BO did tell me he asked her to ask me to work on Sundays, and in return, I could keep my horses there. Would you do it? I just can't see doing it... I mean, I barely know the guy, and after all of the changing back and forth and not being reliable in his word, I have begun to harbor a teensy dislike for the guy, a definite distrust, and a bit of resentment. I'm trying not to be childish and petty, I really am. But it really bothers me that he looked me in the eye and assured me he definitely wanted to keep me, because he was planning on keeping all of the boarders and wanted nothing to change, and needed all the help he could get. Based on that, when the boarders came up to me and asked me what I thought of the guy, and what I thought was going to happen, I reassured them like an idiot that he was a very nice guy (that may still be true, but personally I don't see it anymore), he wasn't going to kick anyone out (wrong), he wanted to keep everything the same (wrong again), and coworker and I would be around to take care of things (half wrong). I mean, how ironic can you get? In my complacency, I caused more complacency. So now that the shit has hit the fan, everyone pretty much has to scramble. I wish I hadn't been quite so reassuring, but I thought I knew what was happening. So did current BO, and that really, really upsets me. She handed this guy a made business, with a long-standing clientele, and he smashed it in the dirt. She thought she had everyone taken care of. She did her damnedest to see that everyone was taken care of, but once he changed his mind, well, that was that. I could go on for hours and hours, but in the interest of keeping my mouth shut and being an adult, I'll just say that I guess...it is what it is.

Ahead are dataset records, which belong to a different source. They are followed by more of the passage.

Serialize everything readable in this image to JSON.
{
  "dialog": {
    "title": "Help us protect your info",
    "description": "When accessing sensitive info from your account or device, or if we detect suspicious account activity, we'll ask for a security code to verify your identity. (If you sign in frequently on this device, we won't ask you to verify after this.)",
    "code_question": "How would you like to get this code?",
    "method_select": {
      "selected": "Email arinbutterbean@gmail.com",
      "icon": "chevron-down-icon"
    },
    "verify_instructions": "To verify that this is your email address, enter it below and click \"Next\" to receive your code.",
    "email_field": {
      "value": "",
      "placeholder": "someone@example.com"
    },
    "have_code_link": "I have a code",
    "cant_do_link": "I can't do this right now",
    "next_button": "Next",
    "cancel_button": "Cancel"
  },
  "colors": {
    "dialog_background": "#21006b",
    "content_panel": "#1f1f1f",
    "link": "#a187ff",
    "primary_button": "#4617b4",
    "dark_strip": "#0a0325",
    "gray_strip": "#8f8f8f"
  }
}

In the meantime, although BO told me she thinks the deal he offered me is a good one, I'm about 99% certain I would much prefer to tell him good luck with that one...I've got a home for Ben and Too, and the people who own the place are friends and have recommended, since everything seems to be a mess, that I get my horses out sooner rather than later...like, tomorrow. I told them that I should probably leave Benny so he can finish out the last week or two of this lesson semester, but wait! Benny has an abcess and is pretty darn lame and will probably be out of commission for another week or so...so, what's the point in leaving him? Although, it may rain the next couple of days, so in the interest of keeping his foot dry and clean, I may put it off a bit.

Now, I just have to find a job...this is the scary part. I've been at this barn for so long that the thought of getting used to working somewhere else is such a foreign idea that I can barely fathom it. I suppose I should look at it as an opportunity to grow up and have a real boss, since BO and husband have always felt more like parents than my bosses.

Needless to say, I have been an emotional wreck this week. Everything changed on Sunday. On Tuesday, Too beat the crap out of herself in her stall during a storm, and came out of it with a swollen throat:

And a swollen noggin:

Which was also the day that Benny came in with his abcess. He wasn't terribly lame, and it really seemed like he'd just tweaked his ankle, but the next day when he came in dead lame, I started soaking him for an abcess (during which he put me into absolute emotional distress by shaking like he was going into shock), and the vet came out the next day and verified, pared out his toe a bit, etc. I pretty much spent thirty minutes on Wednesday standing in the middle of the barn while soaking him, bawling my eyes out because I was worried about Too, damn upset because it hit me that BO and husband are leaving, and it literally killed me to see Benny in the kind of pain he was in. It was like the worst kind of emotional onset you can imagine. I couldn't function. I am sort of functioning now; I'm tentatively calling and driving around to see what sort of horse operations may be hiring...I can't see doing anything else. The important part is that my ponies will be safe and taken care of. And I would really like to have written this post a bit better, but I'm afraid that by exploring my emotions a bit more and writing less distantly, that I'll throw myself back into emotional distress, and ya know what? I'm headed out to the barn to enjoy my ponies.